Sieben Monate Pause waren trotzdem die Folge der Elbeflut. Seit Juni 2013 hatte in der Stadthalle kein Künstler mehr seine Visitenkarte hinterlassen können. Mit dem Musical "Lauras Stern" und einer Verdi-Nacht zog am Wochenende wieder Leben ein.

Rund eine Million Euro beträgt der Schaden des Hochwassers, bilanziert Steffen Schüller, Geschäftsführer der Magdeburger Messe- und Veranstaltungs-GmbH, die Flutschäden, die inzwischen größtenteils beseitigt sind. Die Versorgungsleitungen im Keller wurden erneuert, der Keller trockengelegt und der Foyerboden repariert. Restarbeiten sind etwa noch im Blüthnersaal zu erledigen. "Davon ist jedoch der Betrieb der Spielstätte nicht betroffen", sagte Rüdiger Kratzert, technischer Leiter der MVGM, zu der auch die Stadthalle gehört.

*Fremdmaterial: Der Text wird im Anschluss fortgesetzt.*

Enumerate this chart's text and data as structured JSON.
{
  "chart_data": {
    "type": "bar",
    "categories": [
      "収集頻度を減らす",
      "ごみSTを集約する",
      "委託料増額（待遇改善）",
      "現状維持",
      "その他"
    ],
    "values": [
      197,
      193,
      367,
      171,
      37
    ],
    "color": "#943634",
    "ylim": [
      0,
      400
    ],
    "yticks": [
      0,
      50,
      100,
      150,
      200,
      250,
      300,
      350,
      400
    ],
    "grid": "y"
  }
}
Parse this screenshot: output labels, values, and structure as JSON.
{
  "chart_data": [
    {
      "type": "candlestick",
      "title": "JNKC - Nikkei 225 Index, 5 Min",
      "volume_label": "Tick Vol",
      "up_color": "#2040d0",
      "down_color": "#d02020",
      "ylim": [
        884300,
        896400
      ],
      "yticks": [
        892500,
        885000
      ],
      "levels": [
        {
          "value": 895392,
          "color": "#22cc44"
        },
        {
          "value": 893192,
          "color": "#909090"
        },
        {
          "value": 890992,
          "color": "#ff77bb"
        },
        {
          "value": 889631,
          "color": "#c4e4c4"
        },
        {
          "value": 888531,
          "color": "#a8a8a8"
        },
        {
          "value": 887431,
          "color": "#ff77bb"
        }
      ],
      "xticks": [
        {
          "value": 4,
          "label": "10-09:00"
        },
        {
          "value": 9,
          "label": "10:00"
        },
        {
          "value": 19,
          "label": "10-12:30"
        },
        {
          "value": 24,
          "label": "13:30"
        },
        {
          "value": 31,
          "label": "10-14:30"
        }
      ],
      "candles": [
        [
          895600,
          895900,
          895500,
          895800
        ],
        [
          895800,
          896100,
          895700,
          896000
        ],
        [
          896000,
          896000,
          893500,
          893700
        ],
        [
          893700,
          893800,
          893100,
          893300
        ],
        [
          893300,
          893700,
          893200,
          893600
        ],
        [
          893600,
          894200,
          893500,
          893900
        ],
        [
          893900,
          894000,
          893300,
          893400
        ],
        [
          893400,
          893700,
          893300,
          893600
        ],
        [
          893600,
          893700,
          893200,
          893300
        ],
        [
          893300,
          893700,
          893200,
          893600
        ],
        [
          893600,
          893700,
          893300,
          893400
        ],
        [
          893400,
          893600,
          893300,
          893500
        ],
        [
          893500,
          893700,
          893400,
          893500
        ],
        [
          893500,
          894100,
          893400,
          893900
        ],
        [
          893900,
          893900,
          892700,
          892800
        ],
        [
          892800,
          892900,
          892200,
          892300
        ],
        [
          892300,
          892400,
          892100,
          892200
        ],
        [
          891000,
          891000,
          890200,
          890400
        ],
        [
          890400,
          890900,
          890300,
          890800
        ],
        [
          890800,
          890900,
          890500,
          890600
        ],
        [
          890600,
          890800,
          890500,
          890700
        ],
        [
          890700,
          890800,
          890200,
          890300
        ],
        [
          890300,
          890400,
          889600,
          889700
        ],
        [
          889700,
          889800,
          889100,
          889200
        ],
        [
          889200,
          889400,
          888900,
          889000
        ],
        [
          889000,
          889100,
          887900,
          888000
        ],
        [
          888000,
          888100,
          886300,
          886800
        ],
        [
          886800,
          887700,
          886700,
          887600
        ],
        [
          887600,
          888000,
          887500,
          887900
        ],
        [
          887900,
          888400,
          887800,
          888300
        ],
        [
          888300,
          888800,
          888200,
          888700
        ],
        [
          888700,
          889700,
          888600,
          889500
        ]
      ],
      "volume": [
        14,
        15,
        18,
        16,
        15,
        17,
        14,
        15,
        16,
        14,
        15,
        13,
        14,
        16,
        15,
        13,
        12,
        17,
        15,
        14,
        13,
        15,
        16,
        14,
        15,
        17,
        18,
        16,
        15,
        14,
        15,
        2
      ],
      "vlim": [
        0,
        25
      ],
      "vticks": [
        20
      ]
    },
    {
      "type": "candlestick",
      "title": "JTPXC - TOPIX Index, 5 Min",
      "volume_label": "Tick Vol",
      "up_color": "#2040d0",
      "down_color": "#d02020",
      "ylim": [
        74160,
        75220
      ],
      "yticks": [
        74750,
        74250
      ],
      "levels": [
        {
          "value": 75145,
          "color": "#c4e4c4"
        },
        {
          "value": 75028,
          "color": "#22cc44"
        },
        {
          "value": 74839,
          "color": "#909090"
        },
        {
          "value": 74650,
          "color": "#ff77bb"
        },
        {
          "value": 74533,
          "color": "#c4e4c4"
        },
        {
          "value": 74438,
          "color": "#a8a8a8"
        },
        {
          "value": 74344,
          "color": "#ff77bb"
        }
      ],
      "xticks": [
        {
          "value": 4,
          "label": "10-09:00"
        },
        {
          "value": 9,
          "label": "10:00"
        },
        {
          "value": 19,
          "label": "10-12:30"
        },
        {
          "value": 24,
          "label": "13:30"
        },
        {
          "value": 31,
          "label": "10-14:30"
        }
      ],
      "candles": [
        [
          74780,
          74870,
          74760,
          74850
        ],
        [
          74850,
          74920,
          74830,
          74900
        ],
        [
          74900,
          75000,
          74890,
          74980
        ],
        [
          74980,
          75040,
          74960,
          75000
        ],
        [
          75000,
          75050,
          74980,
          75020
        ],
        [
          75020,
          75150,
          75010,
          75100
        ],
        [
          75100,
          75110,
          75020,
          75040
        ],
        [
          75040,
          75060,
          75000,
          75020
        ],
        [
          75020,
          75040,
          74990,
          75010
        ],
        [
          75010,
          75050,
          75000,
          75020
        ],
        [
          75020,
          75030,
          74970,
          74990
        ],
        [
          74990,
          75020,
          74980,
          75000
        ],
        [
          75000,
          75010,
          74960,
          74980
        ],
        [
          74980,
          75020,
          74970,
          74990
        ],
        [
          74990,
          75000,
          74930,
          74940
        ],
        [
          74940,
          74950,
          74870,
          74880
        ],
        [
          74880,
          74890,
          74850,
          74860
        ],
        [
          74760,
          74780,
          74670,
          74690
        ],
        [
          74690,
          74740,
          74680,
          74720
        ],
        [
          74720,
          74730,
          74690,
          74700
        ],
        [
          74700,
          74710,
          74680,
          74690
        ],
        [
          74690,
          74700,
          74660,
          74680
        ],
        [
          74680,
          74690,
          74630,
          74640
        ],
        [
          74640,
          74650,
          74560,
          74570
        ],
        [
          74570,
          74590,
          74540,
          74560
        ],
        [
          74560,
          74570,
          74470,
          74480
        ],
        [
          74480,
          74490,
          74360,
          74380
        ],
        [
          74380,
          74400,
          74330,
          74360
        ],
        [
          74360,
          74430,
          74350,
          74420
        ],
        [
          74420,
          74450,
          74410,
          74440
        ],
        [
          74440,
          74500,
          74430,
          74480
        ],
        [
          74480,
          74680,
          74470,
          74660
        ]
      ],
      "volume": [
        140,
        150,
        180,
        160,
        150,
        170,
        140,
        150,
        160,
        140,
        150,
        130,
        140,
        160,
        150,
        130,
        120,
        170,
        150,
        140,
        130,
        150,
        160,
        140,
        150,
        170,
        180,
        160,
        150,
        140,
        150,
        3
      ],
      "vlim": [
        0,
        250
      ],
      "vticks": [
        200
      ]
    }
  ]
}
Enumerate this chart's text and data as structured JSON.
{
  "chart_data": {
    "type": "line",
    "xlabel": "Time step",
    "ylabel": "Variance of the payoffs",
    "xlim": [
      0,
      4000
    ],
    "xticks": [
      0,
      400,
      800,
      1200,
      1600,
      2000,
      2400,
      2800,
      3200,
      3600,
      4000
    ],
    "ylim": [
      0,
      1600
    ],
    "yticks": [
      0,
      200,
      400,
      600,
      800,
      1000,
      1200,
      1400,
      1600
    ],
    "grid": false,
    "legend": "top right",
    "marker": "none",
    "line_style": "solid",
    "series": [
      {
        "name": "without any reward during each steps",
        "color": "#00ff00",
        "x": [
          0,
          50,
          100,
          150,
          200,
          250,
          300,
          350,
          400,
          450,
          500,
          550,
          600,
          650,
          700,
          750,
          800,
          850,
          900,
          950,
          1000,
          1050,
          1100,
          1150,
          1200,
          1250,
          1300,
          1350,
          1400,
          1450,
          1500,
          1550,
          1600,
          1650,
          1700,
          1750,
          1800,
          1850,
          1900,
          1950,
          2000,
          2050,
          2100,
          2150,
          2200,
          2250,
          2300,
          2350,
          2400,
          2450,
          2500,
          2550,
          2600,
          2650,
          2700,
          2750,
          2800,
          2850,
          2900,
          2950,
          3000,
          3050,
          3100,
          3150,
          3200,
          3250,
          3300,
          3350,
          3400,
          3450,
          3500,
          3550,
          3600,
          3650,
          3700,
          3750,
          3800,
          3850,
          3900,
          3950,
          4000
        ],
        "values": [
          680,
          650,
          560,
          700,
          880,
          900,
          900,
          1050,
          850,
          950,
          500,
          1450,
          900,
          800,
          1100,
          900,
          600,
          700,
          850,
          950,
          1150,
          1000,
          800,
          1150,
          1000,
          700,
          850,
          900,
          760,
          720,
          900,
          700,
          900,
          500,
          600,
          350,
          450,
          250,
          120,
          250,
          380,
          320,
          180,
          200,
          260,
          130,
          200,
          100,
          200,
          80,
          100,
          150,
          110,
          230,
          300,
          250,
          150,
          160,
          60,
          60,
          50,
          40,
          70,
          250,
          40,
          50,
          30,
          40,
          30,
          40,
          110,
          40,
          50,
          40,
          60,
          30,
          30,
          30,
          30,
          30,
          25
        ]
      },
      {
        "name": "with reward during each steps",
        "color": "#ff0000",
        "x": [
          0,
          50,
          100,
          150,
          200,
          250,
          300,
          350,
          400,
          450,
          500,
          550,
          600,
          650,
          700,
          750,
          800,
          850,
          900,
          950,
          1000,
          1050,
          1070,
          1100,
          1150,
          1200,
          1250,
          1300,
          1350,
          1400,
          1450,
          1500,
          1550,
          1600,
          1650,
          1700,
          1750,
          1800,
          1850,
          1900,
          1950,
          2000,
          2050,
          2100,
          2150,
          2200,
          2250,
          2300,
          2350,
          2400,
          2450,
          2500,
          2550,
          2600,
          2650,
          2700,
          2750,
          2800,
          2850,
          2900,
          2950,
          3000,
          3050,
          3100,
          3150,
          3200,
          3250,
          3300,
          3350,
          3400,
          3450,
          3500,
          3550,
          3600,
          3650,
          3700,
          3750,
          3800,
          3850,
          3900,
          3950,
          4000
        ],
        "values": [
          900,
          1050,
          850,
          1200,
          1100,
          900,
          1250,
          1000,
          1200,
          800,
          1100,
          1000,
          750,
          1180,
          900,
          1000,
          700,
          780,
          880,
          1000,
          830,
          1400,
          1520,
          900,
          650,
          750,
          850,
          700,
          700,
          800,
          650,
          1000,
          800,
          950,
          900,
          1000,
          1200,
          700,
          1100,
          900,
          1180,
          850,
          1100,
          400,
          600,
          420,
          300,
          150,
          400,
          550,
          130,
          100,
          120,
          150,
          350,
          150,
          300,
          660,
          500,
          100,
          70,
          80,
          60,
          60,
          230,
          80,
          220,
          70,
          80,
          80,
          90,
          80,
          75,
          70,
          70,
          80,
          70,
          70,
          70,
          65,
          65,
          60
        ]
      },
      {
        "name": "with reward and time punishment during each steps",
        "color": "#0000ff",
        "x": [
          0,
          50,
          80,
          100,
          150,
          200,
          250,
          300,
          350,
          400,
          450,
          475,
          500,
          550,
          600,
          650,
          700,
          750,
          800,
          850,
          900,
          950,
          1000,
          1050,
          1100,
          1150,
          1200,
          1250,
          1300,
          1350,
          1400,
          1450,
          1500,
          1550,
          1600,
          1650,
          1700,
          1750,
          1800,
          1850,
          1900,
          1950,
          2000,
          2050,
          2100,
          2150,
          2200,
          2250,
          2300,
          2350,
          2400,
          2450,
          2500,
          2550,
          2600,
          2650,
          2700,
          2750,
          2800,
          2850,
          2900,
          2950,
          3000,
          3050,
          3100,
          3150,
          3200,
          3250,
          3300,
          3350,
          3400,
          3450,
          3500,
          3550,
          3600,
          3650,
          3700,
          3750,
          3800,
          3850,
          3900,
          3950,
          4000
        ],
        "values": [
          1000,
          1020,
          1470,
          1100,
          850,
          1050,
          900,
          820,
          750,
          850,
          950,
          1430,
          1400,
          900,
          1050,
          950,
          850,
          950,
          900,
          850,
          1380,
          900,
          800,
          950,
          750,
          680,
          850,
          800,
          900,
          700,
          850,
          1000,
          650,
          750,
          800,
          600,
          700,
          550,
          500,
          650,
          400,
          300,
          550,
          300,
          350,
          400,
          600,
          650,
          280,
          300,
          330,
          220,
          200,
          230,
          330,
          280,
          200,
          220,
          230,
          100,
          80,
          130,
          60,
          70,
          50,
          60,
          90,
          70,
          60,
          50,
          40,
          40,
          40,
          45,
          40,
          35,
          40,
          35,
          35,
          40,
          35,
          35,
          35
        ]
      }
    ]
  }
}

Die Kosten wurden weitgehend durch die Versicherung getragen. Die Beseitigung der Schäden darf jedoch nicht mit einer Generalsanierung der Stadthalle verwechselt werden, warnt der Geschäftsführer. Auch wenn jetzt wieder der Normalbetrieb einziehe, so bleibe eine zentrale Frage noch offen: Die Halle müsse grundhaft saniert werden, wenn sie auch in den kommenden Jahrzehnten ein vermarktbarer Veranstaltungsort bleiben solle. "Je nach Umfang von Sanierungen kommen da um 40 bis 50 Millionen Euro zusammen", so Schüller, der sich in sein neues Amt seit 1. Januar gerade einarbeitet und sich somit auch einen Überblick über die Zukunft der Stadthalle verschaffen will. Ein solches Mammutprojekt sei aber nur perspektivisch und mit dem Halleneigentümer, der Stadt Magdeburg, anzugehen.

Vorerst sei man froh, dass die Stadthalle in den Veranstaltungsbetrieb zurückgekehrt ist. Wegen ihres Ausfalls habe man zwar viele Veranstaltungen in andere Hallen wie die Getec-Arena legen können, doch sei dies häufig mit Mehrkosten verbunden gewesen.